Não. O auxílio-reclusão é pago exclusivamente aos dependentes do segurado, como filhos menores de 21 anos e cônjuge ou companheiro(a). O preso não recebe nenhum valor. O objetivo do benefício é proteger a família, que perdeu a renda de quem contribuía para o INSS.
Qual é o valor do auxílio-reclusão em 2026?
O valor é de um salário mínimo — R$ 1.621,00 em 2026 —, pago de forma única para toda a família e dividido em partes iguais entre os dependentes habilitados. Não existe pagamento de um salário por dependente, nem valores adicionais por tempo de prisão.
Quem é considerado segurado de baixa renda para o auxílio-reclusão?
É o segurado cuja média dos salários de contribuição dos 12 meses anteriores à prisão fica dentro do limite fixado anualmente pelo governo — R$ 1.980,38 no valor vigente em 2026. O que se analisa é a renda do preso, e não a da família: o cônjuge pode trabalhar normalmente sem perder o direito.

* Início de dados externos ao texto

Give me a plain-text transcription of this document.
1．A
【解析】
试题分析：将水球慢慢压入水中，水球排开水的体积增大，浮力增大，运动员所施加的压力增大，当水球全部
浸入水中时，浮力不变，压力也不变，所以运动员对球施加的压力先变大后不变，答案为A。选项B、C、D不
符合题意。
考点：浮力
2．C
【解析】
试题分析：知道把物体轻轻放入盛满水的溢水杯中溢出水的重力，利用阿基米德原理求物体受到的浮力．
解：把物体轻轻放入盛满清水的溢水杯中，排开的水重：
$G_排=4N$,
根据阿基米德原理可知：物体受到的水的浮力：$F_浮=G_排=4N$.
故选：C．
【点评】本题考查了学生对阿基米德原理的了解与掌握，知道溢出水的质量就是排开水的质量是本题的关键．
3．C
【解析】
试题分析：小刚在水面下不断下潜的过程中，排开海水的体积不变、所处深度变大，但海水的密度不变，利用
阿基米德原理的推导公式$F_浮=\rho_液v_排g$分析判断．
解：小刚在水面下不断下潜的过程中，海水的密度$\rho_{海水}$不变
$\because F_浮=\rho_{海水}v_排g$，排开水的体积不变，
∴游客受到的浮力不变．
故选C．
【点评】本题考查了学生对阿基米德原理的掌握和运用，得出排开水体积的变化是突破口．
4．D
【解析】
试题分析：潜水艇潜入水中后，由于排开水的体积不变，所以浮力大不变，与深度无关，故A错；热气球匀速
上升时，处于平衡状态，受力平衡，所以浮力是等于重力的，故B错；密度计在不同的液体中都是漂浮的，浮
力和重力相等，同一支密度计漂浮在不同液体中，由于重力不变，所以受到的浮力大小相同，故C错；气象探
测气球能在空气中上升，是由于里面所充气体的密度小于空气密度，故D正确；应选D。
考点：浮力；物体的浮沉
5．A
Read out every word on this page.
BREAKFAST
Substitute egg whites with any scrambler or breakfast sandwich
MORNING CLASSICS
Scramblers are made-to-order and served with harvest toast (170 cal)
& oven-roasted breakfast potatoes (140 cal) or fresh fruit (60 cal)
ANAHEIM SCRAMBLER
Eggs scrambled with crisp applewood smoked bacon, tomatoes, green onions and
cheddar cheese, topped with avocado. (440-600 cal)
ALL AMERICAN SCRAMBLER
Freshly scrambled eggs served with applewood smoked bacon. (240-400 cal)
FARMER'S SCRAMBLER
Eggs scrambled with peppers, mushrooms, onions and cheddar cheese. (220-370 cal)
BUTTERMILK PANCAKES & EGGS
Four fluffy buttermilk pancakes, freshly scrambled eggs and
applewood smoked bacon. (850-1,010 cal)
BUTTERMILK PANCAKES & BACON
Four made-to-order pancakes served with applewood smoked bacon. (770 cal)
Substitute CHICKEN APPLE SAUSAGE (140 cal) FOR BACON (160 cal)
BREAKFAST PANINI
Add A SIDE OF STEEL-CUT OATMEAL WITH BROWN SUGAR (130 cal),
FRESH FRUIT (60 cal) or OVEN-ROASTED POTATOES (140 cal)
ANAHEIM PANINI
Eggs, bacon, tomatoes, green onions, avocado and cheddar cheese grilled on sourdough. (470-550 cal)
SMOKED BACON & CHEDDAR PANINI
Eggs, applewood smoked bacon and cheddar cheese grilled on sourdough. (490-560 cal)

E se o segurado estava desempregado quando foi preso?
Depende da data da prisão. Para prisões anteriores à mudança legislativa de 2019, a Justiça firmou, em julgamento repetitivo, que a ausência de renda atende ao critério de baixa renda. Para prisões posteriores, vale a média dos salários de contribuição dos 12 meses anteriores, e a forma de calcular essa média quando há períodos sem contribuição ainda gera discussão judicial. Em qualquer cenário, é preciso manter a qualidade de segurado, o que pode ocorrer pelo período de graça.
O auxílio-reclusão continua se o preso progredir para o semiaberto?
Não. Pela regra atual, o benefício só é devido enquanto o segurado cumpre pena em regime fechado. Com a progressão para o regime semiaberto ou aberto, o pagamento cessa. O benefício também é encerrado em caso de soltura ou livramento condicional, e é suspenso em caso de fuga.
O que fazer se o INSS negar o auxílio-reclusão?
A família pode apresentar recurso administrativo ao próprio INSS ou ajuizar ação na Justiça Federal, geralmente pelo Juizado Especial Federal. Negativas por renda, carência ou qualidade de segurado muitas vezes podem ser revertidas com a documentação correta. Vale a pena ter o processo administrativo analisado por um advogado antes de decidir o caminho.